L’homme eut un imperceptible tressaillement.
— La loi, poursuivit Paul, les traite comme elle peut. La société n’a pas une conscience unique, capable de s’attendrir. Son administration fonctionne comme telle, au nom de la masse qu’elle représente, et qui demande à être protégée. La société est nécessairement impitoyable. Elle fait de la justice à la mécanique… Mais moi, chez moi, je fais de la justice comme je l’entends… Eh bien, j’aime les coupables, entendez-vous ?… et vous, vous en êtes un déjà, au moins d’intention ! Je les aime, parce qu’il n’y a pas de plus grand malheur que leur malheur : ils ont rompu, par le fait de leur faute, le lien qui les rattachait aux autres hommes. Leurs pareils même les abandonnent, de peur d’être compromis. Ils sont seuls dans leur faute ou dans leur crime, dans leur trouble ou dans leur remords, seuls dans leur désespoir caché. Et cela, cela c’est horrible !… Oh ! oui, sûrement, — ajouta Paul, comme s’il se parlait à lui-même, — quand il a un reste de conscience, le criminel est le plus misérable de tous les misérables !…
Paul vint avec bonté appuyer sa main sur l’épaule du malheureux, — qui avait écouté immobile, stupéfait, la tête basse.
— Est-ce vrai ? interrogea-t-il.
A ce moment, un coup léger fut frappé à la porte, qui s’entre-bâilla aussitôt. Albert parut :
— Est-ce fini ? dit-il.
— Je crois que oui, lui répondit Paul ; et je crois que tu peux entrer.

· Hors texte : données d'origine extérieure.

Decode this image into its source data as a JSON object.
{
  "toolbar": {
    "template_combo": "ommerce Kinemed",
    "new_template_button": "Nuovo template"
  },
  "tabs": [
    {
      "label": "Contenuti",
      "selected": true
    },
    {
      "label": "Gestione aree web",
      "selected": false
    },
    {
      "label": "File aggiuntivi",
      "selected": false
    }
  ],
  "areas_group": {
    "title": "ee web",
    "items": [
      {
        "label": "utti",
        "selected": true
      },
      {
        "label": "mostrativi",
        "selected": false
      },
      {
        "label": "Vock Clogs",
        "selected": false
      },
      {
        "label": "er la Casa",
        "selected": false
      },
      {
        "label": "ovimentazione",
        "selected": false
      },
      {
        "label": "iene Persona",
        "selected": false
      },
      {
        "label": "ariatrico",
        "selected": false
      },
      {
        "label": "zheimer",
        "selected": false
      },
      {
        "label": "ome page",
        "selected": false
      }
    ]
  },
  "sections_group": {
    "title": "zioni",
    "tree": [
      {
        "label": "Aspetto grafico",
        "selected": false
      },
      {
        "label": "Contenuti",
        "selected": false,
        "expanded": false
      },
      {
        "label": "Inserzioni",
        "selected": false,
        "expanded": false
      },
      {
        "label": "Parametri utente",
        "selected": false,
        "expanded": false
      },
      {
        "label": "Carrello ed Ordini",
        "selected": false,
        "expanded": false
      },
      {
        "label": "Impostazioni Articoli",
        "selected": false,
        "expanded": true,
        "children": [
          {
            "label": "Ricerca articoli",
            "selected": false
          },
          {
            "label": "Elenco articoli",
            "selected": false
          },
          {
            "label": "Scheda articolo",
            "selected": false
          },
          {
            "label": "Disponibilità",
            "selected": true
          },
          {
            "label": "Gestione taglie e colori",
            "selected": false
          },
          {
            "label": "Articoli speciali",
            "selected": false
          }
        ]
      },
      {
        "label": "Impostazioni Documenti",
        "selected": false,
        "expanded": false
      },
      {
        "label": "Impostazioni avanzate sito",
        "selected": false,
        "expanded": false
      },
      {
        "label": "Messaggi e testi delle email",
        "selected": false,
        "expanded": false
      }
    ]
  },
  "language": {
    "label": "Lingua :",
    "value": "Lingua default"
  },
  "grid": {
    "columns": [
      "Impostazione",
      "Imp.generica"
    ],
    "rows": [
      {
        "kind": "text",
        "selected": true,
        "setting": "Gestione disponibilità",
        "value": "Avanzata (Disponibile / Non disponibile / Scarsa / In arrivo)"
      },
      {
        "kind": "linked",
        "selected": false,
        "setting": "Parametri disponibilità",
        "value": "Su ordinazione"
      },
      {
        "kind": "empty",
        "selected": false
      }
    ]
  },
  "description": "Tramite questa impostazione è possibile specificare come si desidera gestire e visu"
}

Puis se tournant vers l’homme :
— N’est-ce pas ? dit-il encore.
Albert entra et s’assit, curieux.
L’homme ne regarda même pas de son côté. Toujours muet, il sortit de sa poche son poing fermé, et, lentement, il vint déposer sur la table un méchant revolver rouillé.
Alors, le pauvre, s’adressant à Paul en détournant la tête, lui dit, d’un ton à la fois timide et bourru :
— Des riches comme vous, y en a pas assez, non ! Pour sûr, y en a pas assez !
Sur ce mot, Paul eut en lui, aussi prompte qu’un éclair, aussi lumineuse, mais aussi vite éteinte, — la conception du salut social : — « Ce qui manque, se dit-il, c’est l’amour. » Ce fut tout. Seulement, dans ce vieux mot, il entrevit, durant une seconde, un sens nouveau révélateur, infini, que, par la suite, il s’efforça vainement de revoir.
La pensée qui suivit aussitôt, fut celle-ci : assurément la haine de cet inconnu, la révolte d’en bas ne s’adressait pas à lui, Paul, mais à des êtres pareils à sa femme, à cette fausse patricienne, à cette fausse bourgeoise, toute de passion égoïste, de désirs matériels, et pour qui les mots amour, pitié, tendresse humaine, étaient des termes privés de sens. Et en ce cas, était-elle sans excuse, la révolte des méprisés ?
Il n’osa pas se répondre à lui-même.
Mais quand, un quart d’heure plus tard, l’homme s’en alla, confessé et consolé, il leva sur Paul, et même sur Albert, des yeux radoucis, où brillait une lueur étrange. Cette lueur, c’était son humanité bonne, rappelée par sa semblable du fond des ténèbres de haine.